At UN, Pakistan spotlights struggle of Kashmiris, Palestinians for self-determination
Pakistan highlighted the struggle of peoples in occupied Palestine and Kashmir for their right of self-determination at an event organized by Russia, South Africa and Vietnam on Friday to mark the 60th anniversary of the landmark UN Declaration on Decolonization.
The commemorative meeting, held on the sidelines of the 75th session of UN General Assembly, was attended by nearly 100 member states.
Adopted by the General Assembly on 14 December 1960, the Declaration on the Granting of Independence to Colonial Countries and Peoples, called for the immediate cessation of “all armed action or repressive measures of all kinds directed against dependent peoples” to enable them to exercise peacefully and freely their freedom of choice.
“Today, this declaration has become an epitome of freedom struggle from colonial oppression, alien domination and foreign occupation,” Aamir Khan, deputy permanent representative of Pakistan to the UN, told the meeting.

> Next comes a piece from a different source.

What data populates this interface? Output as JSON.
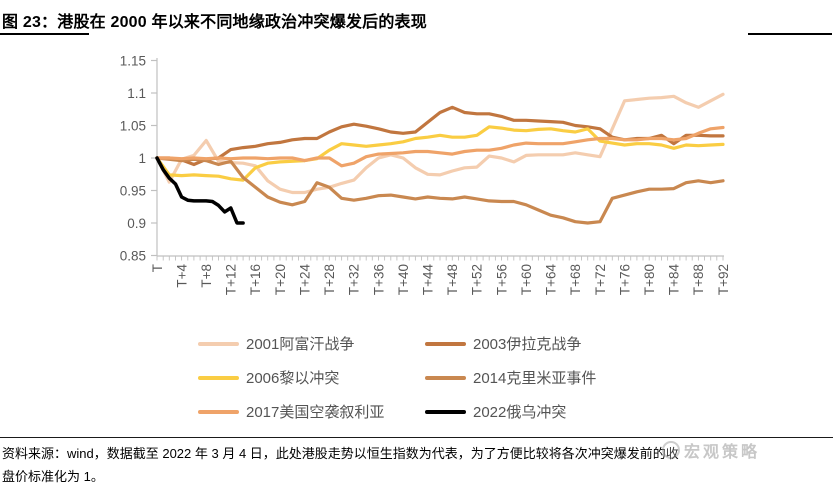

But sixty years on, he said millions of people in the “non-governing territories” and under occupation in Palestine, Kashmir as well as other situations continue to yearn for their inalienable right to self-determination.
“The ongoing oppression of Kashmiris for the last seven decades. especially since 5 August 2019, is regrettable, illegal and in violation of the UN Charter, Security Council resolutions and international law,” Aamir Khan said, noting that the UN and its various bodies had frequently denounced these measures and policies.
“The use of brute force – including naked military force, demographic changes amounting to genocide, extra judicial killings, arbitrary arrests, enforced disappearances, curfews and lockdowns, communications and economic blackouts and illegal settlements — are outlawed under international law, and are in violations of human rights and other related laws,” the Pakistani delegate said.
“Another concern is using the canard of portraying the legitimate freedom struggles as ‘terrorism’,” he said.
“The misuse of counter-terrorism laws is most rampant today in situations of foreign occupation and alien domination, including by discretionary legal tools to deny the right of self-determination through imposition of digital and physical lockdowns and indefinite curfews.”
Pakistan, he said, had always remained a staunch supporter of decolonization, and played a leading role in helping many countries in Africa and Asia to secure independence from their colonial occupiers.
“We also continue to promote the universal realization for the right of self-determination of all peoples living under alien domination and foreign occupation,” pointing to Wednesday’s resolution adopted by the 193-member Assembly.